FILE - Georgians carry a giant national flag during a 2008 demonstration in Tbilisi, Georgia.

FILE - Georgians carry a giant national flag during a 2008 demonstration in Tbilisi, Georgia.

On Tuesday the Georgian parliament’s legal issues committee took up legislation that would make it illegal for Georgian citizens to join illegal armed groups in a foreign country, join terrorist groups, or incite violence or hatred.

The action was prompted by an appeal by inhabitants of the Pankisi Gorge, a valley region in the northeastern part of the country, who called on Georgia’s prime minister, parliament and Interior Minister to take steps to prevent the radicalization of local youth.

They said groups operating in the Pankisi Gorge are promoting participation in the Syrian civil war and recruiting young people to, in the words of the residents, “fight in a foreign war.”

The Pankisi Gorge is near Chechnya and Dagestan in Russia’s restive North Caucasus. It is inhabited mainly by Kists — ethnic Chechens who settled in the Pankisi Gorge in the 18th century.

Georgian media quoted Khaso Khangoshvili , a member of the local Council of Elders as saying: “The Council of Elders condemns the involvement of Kist youth in the war in Syria. (We) cannot prevent this abnormal phenomenon. We call on the Interior Ministry, government and parliament to assist us.”

Khangoshvili’s statement came after the Council met on April 6 to agree on wording for the appeal to the Georgian government.

According to unconfirmed reports, 50 to 100 Kists are fighting in Syria. Among them is Tarkhan Batirashvili, a 28-year-old Georgian citizen known by the nom de guerre Abu Omar al-Shishani, who is one of the military leaders of the Islamic State. The U.S. Treasury Department last year put Batirashvili on its list of “Specially Designated Global Terrorists.”

Eleven Georgian citizens have reportedly been killed while fighting in Syria, and all of them were from the Pankisi Gorge.

Teens left for to join militant group

Residents of the Pankisi Gorge first began openly talking about the danger posed by the radicalization of local youth earlier this month after two high school students – 16-year-old Muslim Kushtanashvili and 18-year-old Ramzan Bagakashvili — ran away from home. According to their parents, the youths wanted to go to Syria to fight on the side of the Islamic State.

The parents of the runaway students claim that their sons could not have left the country without assistance, because they had no identity papers or money. The grandmother of Kushtanashvili said he has never even traveled to Georgia’s capital, Tbilisi.

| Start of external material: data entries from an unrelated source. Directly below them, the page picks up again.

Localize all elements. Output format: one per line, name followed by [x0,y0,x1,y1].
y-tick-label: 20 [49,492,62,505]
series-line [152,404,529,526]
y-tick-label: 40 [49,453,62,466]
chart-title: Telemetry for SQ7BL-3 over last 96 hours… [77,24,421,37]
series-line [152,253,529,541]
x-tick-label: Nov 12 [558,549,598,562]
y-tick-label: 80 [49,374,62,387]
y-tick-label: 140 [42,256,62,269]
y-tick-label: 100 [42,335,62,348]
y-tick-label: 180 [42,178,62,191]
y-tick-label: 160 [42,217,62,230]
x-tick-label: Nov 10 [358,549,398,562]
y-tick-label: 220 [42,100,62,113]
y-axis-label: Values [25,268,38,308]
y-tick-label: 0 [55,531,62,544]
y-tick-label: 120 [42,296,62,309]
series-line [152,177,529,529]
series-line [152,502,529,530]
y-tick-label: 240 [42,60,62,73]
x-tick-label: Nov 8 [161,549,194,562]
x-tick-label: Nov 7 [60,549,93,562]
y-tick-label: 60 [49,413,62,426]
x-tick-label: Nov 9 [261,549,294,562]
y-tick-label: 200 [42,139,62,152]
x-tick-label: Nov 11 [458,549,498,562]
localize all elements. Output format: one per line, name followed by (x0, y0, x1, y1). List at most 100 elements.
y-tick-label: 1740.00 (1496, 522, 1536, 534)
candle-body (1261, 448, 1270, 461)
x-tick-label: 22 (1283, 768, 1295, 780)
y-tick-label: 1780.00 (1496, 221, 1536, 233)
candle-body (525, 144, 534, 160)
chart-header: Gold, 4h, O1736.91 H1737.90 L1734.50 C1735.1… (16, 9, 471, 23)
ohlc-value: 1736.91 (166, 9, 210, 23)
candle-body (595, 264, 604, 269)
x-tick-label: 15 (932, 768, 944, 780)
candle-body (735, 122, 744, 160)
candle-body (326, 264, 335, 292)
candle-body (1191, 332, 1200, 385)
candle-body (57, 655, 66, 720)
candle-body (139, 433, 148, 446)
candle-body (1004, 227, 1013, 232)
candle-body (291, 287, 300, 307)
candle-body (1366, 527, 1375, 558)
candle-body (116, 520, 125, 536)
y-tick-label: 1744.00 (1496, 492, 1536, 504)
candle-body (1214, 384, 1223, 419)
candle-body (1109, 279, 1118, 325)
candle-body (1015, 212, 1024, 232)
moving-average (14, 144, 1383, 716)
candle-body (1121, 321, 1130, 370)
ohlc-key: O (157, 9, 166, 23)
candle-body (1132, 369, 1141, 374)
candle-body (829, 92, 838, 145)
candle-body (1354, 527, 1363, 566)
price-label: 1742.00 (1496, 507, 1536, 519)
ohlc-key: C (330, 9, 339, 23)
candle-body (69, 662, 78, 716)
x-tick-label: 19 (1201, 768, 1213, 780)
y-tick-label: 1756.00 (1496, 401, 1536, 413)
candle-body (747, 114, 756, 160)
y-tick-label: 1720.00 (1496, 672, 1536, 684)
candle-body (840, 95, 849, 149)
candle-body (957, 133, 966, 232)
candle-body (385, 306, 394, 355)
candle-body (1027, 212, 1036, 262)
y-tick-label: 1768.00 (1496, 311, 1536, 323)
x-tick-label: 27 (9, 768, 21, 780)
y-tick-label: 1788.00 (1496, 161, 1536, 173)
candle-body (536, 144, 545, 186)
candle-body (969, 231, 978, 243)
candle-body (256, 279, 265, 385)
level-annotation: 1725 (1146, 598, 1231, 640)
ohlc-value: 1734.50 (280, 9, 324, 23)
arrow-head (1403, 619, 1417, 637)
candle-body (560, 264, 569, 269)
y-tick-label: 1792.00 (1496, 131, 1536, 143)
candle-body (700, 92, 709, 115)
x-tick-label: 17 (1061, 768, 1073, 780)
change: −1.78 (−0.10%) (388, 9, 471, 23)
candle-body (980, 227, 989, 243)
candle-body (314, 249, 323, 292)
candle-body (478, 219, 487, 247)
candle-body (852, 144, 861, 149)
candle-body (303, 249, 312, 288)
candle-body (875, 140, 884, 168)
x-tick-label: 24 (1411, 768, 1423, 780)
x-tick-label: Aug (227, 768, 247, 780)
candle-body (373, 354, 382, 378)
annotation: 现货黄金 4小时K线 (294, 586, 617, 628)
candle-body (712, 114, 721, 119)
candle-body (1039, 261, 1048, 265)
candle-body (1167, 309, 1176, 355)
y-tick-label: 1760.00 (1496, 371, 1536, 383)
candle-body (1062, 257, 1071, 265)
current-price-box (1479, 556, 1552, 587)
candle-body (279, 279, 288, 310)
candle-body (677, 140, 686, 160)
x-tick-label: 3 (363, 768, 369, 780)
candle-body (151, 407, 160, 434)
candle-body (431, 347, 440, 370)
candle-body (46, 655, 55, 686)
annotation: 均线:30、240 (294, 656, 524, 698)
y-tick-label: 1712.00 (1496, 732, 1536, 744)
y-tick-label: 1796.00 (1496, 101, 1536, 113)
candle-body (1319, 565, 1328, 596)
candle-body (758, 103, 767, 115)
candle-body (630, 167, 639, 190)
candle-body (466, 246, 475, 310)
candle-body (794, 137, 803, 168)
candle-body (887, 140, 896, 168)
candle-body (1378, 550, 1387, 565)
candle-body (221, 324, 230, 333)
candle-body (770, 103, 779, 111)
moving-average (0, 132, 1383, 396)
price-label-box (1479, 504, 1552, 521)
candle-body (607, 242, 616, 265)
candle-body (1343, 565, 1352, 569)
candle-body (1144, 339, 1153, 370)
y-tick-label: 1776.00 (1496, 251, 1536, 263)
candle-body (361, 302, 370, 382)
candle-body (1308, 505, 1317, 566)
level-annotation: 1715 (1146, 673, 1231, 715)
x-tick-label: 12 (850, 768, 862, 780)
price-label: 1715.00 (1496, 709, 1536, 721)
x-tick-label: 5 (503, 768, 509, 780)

After Kushtanashvili and Bagakashvili failed to return home from school, their relatives went to the police. The next day, Bagakashvili texted his family that he was in Turkey and that they should not worry.

After the Pankisi elders raised the alarm, other parents came forward to report their sons had also left Georgia. They appealed to the authorities to assist them in bringing their children home.

Negligence on the border

Since one of the students is a minor, many are asking how a 16-year-old could have crossed the border without the necessary parental consent.

Georgian Interior Minister Vakhtang Gomelauri put the blame on border security personnel.

"The border guard did wrong when, in fact, this person was able to slip by,” Gomelauri said Monday. “As the border guard subsequently explained, he (Kushtanashvili) didn't look like a minor and did not arouse suspicion. But this, of course, doesn't justify it... The actions of the border guard will not remain without consequences.”

Gomelauri said the Georgian side has contacted Turkish law enforcement authorities requesting assistance in apprehending Kushtanashvili and Bagakashvili.